Monday, December 22, 2008

The ACLU & Guantanamo

Over at Stop the ACLU there's an post up called, "ACLU Whining About Gov’t Charging Jihadi Involved In USS Cole Bombing." It points out that
the American Civil Liberties Union is providing lawyers to represent an Islamic jihadist who was involved in the bombing of the U.S.S Cole a little over 7 years ago

I'm not normally an ACLU-basher like many on the right. In my opinion, it is useful to have a civil rights watchdog organization, and I appreciate the ACLU's vigorous support of the first amendment in particular. In this case the ACLU has specifically created something called the John Adams Project to provide

defense teams to be available to assist in the representation of those Guantánamo detainees who have been charged under the Military Commissions Act.
They named it after John Adams because he provided legal services for British soldiers prosecuted for the Boston Massacre. This makes little sense as a comparison with the Guantanamo situation, since the Boston Massacre trials were in 1770, when the American colonies were still part of the British Empire.  So John Adams, a British subject, served as a lawyer for British soldiers, not foreign terrorists.

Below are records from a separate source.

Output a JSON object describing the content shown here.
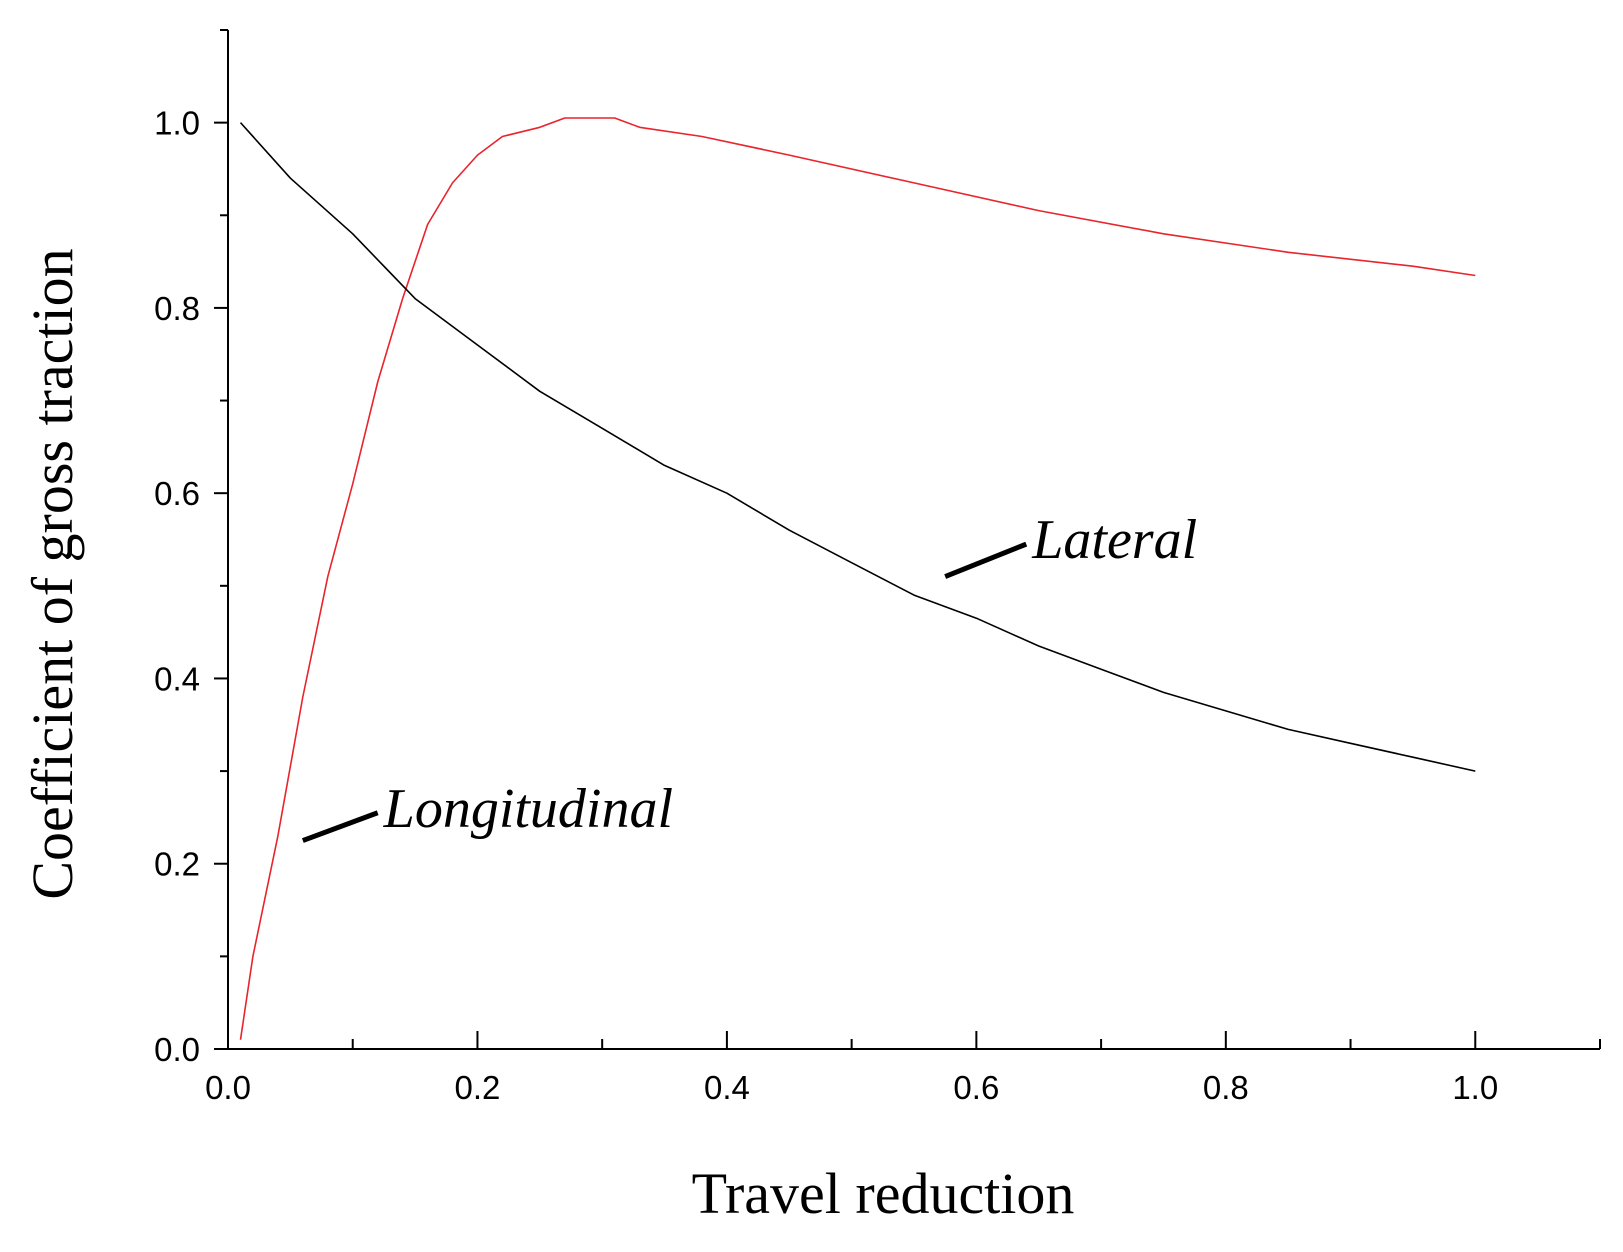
{
  "chart_data": {
    "type": "line",
    "xlabel": "Travel reduction",
    "ylabel": "Coefficient of gross traction",
    "xlim": [
      0.0,
      1.1
    ],
    "ylim": [
      0.0,
      1.1
    ],
    "x_ticks": [
      "0.0",
      "0.2",
      "0.4",
      "0.6",
      "0.8",
      "1.0"
    ],
    "y_ticks": [
      "0.0",
      "0.2",
      "0.4",
      "0.6",
      "0.8",
      "1.0"
    ],
    "grid": false,
    "series": [
      {
        "name": "Longitudinal",
        "color": "#e8242c",
        "x": [
          0.01,
          0.02,
          0.04,
          0.06,
          0.08,
          0.1,
          0.12,
          0.14,
          0.16,
          0.18,
          0.2,
          0.22,
          0.25,
          0.27,
          0.29,
          0.31,
          0.33,
          0.38,
          0.45,
          0.55,
          0.65,
          0.75,
          0.85,
          0.95,
          1.0
        ],
        "y": [
          0.01,
          0.1,
          0.23,
          0.38,
          0.51,
          0.61,
          0.72,
          0.81,
          0.89,
          0.935,
          0.965,
          0.985,
          0.995,
          1.005,
          1.005,
          1.005,
          0.995,
          0.985,
          0.965,
          0.935,
          0.905,
          0.88,
          0.86,
          0.845,
          0.835
        ],
        "label_annotation": "Longitudinal"
      },
      {
        "name": "Lateral",
        "color": "#000000",
        "x": [
          0.01,
          0.05,
          0.1,
          0.15,
          0.2,
          0.25,
          0.3,
          0.35,
          0.4,
          0.45,
          0.5,
          0.55,
          0.6,
          0.65,
          0.7,
          0.75,
          0.8,
          0.85,
          0.9,
          0.95,
          1.0
        ],
        "y": [
          1.0,
          0.94,
          0.88,
          0.81,
          0.76,
          0.71,
          0.67,
          0.63,
          0.6,
          0.56,
          0.525,
          0.49,
          0.465,
          0.435,
          0.41,
          0.385,
          0.365,
          0.345,
          0.33,
          0.315,
          0.3
        ],
        "label_annotation": "Lateral"
      }
    ],
    "annotations": [
      {
        "text": "Longitudinal",
        "series": "Longitudinal",
        "pointer_from": [
          0.12,
          0.255
        ],
        "pointer_to": [
          0.06,
          0.225
        ]
      },
      {
        "text": "Lateral",
        "series": "Lateral",
        "pointer_from": [
          0.64,
          0.545
        ],
        "pointer_to": [
          0.575,
          0.51
        ]
      }
    ]
  }
}
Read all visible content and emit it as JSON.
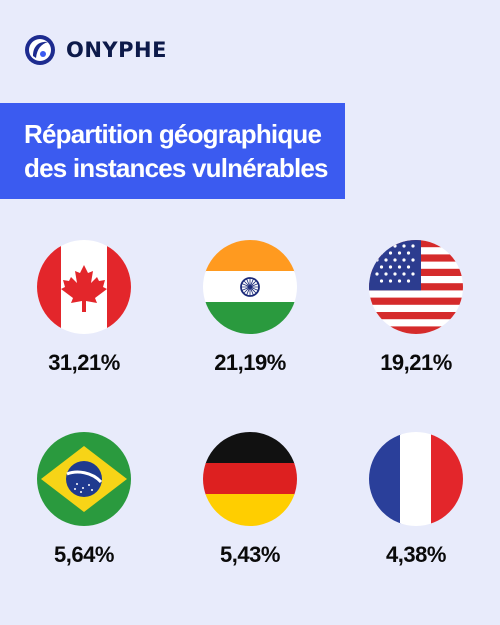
{
  "brand": {
    "name": "ONYPHE"
  },
  "title": {
    "line1": "Répartition géographique",
    "line2": "des instances vulnérables"
  },
  "colors": {
    "background": "#e8ebfb",
    "title_box": "#3b5bf0",
    "brand_text": "#0d1a4a"
  },
  "chart_data": {
    "type": "table",
    "title": "Répartition géographique des instances vulnérables",
    "rows": [
      {
        "country_flag": "canada-flag-icon",
        "value_label": "31,21%",
        "value": 31.21
      },
      {
        "country_flag": "india-flag-icon",
        "value_label": "21,19%",
        "value": 21.19
      },
      {
        "country_flag": "usa-flag-icon",
        "value_label": "19,21%",
        "value": 19.21
      },
      {
        "country_flag": "brazil-flag-icon",
        "value_label": "5,64%",
        "value": 5.64
      },
      {
        "country_flag": "germany-flag-icon",
        "value_label": "5,43%",
        "value": 5.43
      },
      {
        "country_flag": "france-flag-icon",
        "value_label": "4,38%",
        "value": 4.38
      }
    ]
  }
}
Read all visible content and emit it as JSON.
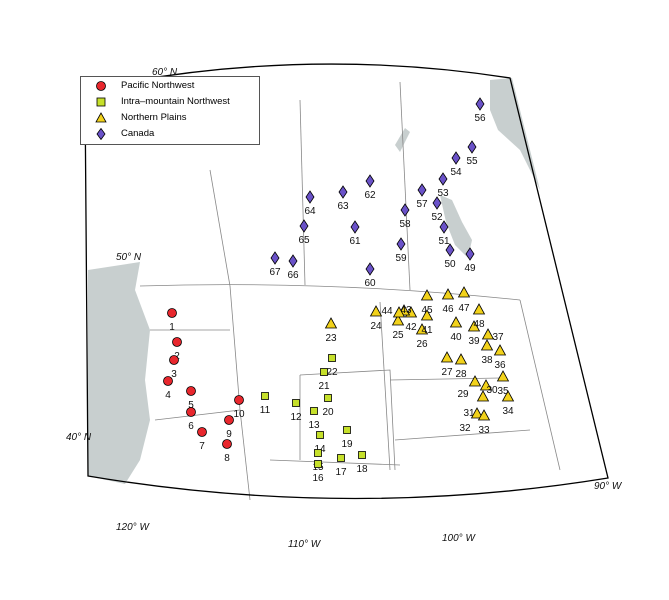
{
  "legend": {
    "items": [
      {
        "label": "Pacific Northwest",
        "marker": "circle",
        "color": "#e8272d"
      },
      {
        "label": "Intra–mountain Northwest",
        "marker": "square",
        "color": "#c6e02a"
      },
      {
        "label": "Northern Plains",
        "marker": "triangle",
        "color": "#f2d21b"
      },
      {
        "label": "Canada",
        "marker": "diamond",
        "color": "#6a52c8"
      }
    ]
  },
  "axis_labels": {
    "lat60": "60° N",
    "lat50": "50° N",
    "lat40": "40° N",
    "lon120": "120° W",
    "lon110": "110° W",
    "lon100": "100° W",
    "lon90": "90° W"
  },
  "sites": {
    "pacific": [
      "1",
      "2",
      "3",
      "4",
      "5",
      "6",
      "7",
      "8",
      "9",
      "10"
    ],
    "intra": [
      "11",
      "12",
      "13",
      "14",
      "15",
      "16",
      "17",
      "18",
      "19",
      "20",
      "21",
      "22"
    ],
    "plains": [
      "23",
      "24",
      "25",
      "26",
      "27",
      "28",
      "29",
      "30",
      "31",
      "32",
      "33",
      "34",
      "35",
      "36",
      "37",
      "38",
      "39",
      "40",
      "41",
      "42",
      "43",
      "44",
      "45",
      "46",
      "47",
      "48"
    ],
    "canada": [
      "49",
      "50",
      "51",
      "52",
      "53",
      "54",
      "55",
      "56",
      "57",
      "58",
      "59",
      "60",
      "61",
      "62",
      "63",
      "64",
      "65",
      "66",
      "67"
    ]
  },
  "colors": {
    "water": "#c8cfcf",
    "border": "#777777",
    "frame": "#000000"
  }
}
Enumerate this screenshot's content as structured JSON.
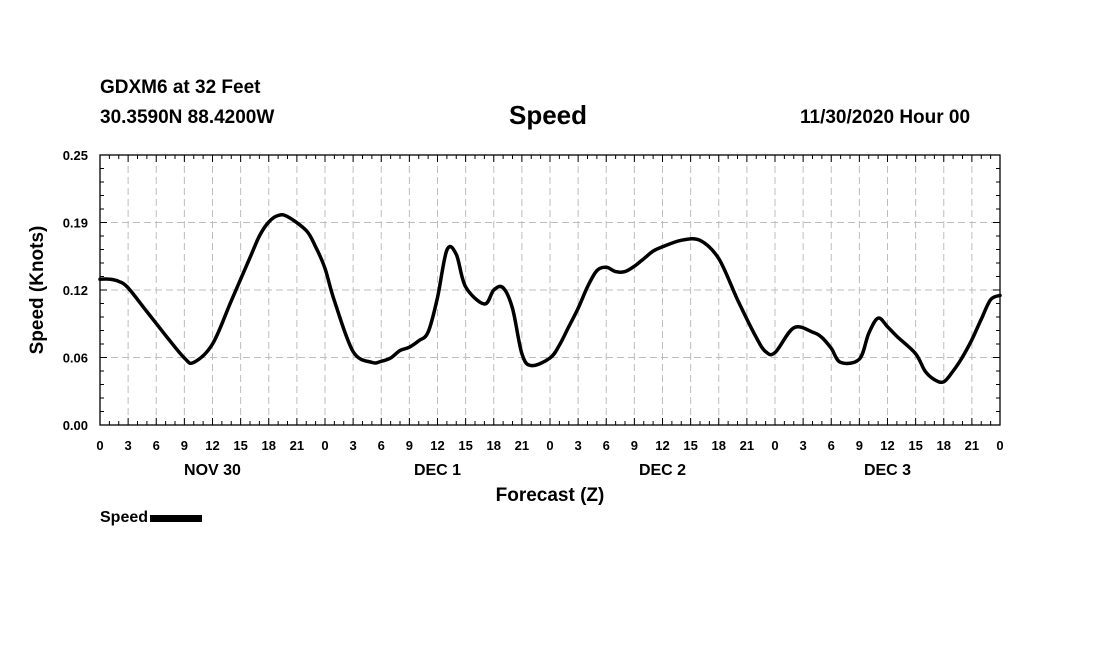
{
  "header": {
    "station": "GDXM6 at 32 Feet",
    "location": "30.3590N 88.4200W",
    "run_time": "11/30/2020 Hour 00"
  },
  "chart_data": {
    "type": "line",
    "title": "Speed",
    "xlabel": "Forecast (Z)",
    "ylabel": "Speed (Knots)",
    "ylim": [
      0,
      0.25
    ],
    "xlim": [
      0,
      96
    ],
    "x_units": "forecast hours from 11/30/2020 00Z",
    "yticks": [
      "0.00",
      "0.06",
      "0.12",
      "0.19",
      "0.25"
    ],
    "ytick_values": [
      0,
      0.0625,
      0.125,
      0.1875,
      0.25
    ],
    "xtick_labels": [
      "0",
      "3",
      "6",
      "9",
      "12",
      "15",
      "18",
      "21",
      "0",
      "3",
      "6",
      "9",
      "12",
      "15",
      "18",
      "21",
      "0",
      "3",
      "6",
      "9",
      "12",
      "15",
      "18",
      "21",
      "0",
      "3",
      "6",
      "9",
      "12",
      "15",
      "18",
      "21",
      "0"
    ],
    "day_labels": [
      {
        "label": "NOV 30",
        "hour": 12
      },
      {
        "label": "DEC 1",
        "hour": 36
      },
      {
        "label": "DEC 2",
        "hour": 60
      },
      {
        "label": "DEC 3",
        "hour": 84
      }
    ],
    "grid": true,
    "series": [
      {
        "name": "Speed",
        "color": "#000000",
        "x": [
          0,
          1,
          2,
          3,
          5,
          7,
          9,
          10,
          12,
          14,
          16,
          17,
          18,
          19,
          20,
          22,
          23,
          24,
          25,
          27,
          29,
          30,
          31,
          32,
          33,
          34,
          35,
          36,
          37,
          38,
          39,
          41,
          42,
          43,
          44,
          45,
          46,
          48,
          49,
          50,
          51,
          52,
          53,
          54,
          55,
          56,
          57,
          58,
          59,
          60,
          62,
          64,
          66,
          68,
          70,
          71,
          72,
          74,
          76,
          77,
          78,
          79,
          81,
          82,
          83,
          84,
          85,
          87,
          88,
          89,
          90,
          91,
          92,
          93,
          94,
          95,
          96
        ],
        "y": [
          0.135,
          0.135,
          0.133,
          0.127,
          0.105,
          0.083,
          0.062,
          0.058,
          0.075,
          0.115,
          0.155,
          0.175,
          0.188,
          0.194,
          0.193,
          0.18,
          0.165,
          0.145,
          0.115,
          0.068,
          0.058,
          0.059,
          0.062,
          0.069,
          0.072,
          0.078,
          0.086,
          0.118,
          0.162,
          0.158,
          0.128,
          0.112,
          0.125,
          0.127,
          0.108,
          0.066,
          0.055,
          0.062,
          0.074,
          0.091,
          0.108,
          0.128,
          0.143,
          0.146,
          0.142,
          0.142,
          0.147,
          0.154,
          0.161,
          0.165,
          0.171,
          0.171,
          0.154,
          0.116,
          0.081,
          0.068,
          0.067,
          0.09,
          0.086,
          0.081,
          0.071,
          0.058,
          0.061,
          0.085,
          0.099,
          0.091,
          0.082,
          0.066,
          0.05,
          0.042,
          0.04,
          0.05,
          0.063,
          0.079,
          0.098,
          0.116,
          0.12
        ]
      }
    ]
  },
  "legend": {
    "label": "Speed"
  }
}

From the ACLU's main mission statement:

the ACLU is our nation's guardian of liberty, working daily in courts, legislatures and communities to defend and preserve the individual rights and liberties that the Constitution and laws of the United States guarantee everyone in this country.
What does that have to do with defending hostile aliens during wartime? Their actions in this case have nothing to do with the rights of U.S. citizens. I could understand if an international human rights organization such as Human Rights Watch or Amnesty International wanted to take up the case of the Guantanamo detainees. But why is a U.S. organization dedicated to defending the rights of Americans instead defending enemies of America? In the words of Stop the ACLU
the ACLU wonders why those of us on the right question their patriotism and protection of America.
In some cases that might be over-the-top criticism of the ACLU. Not this time.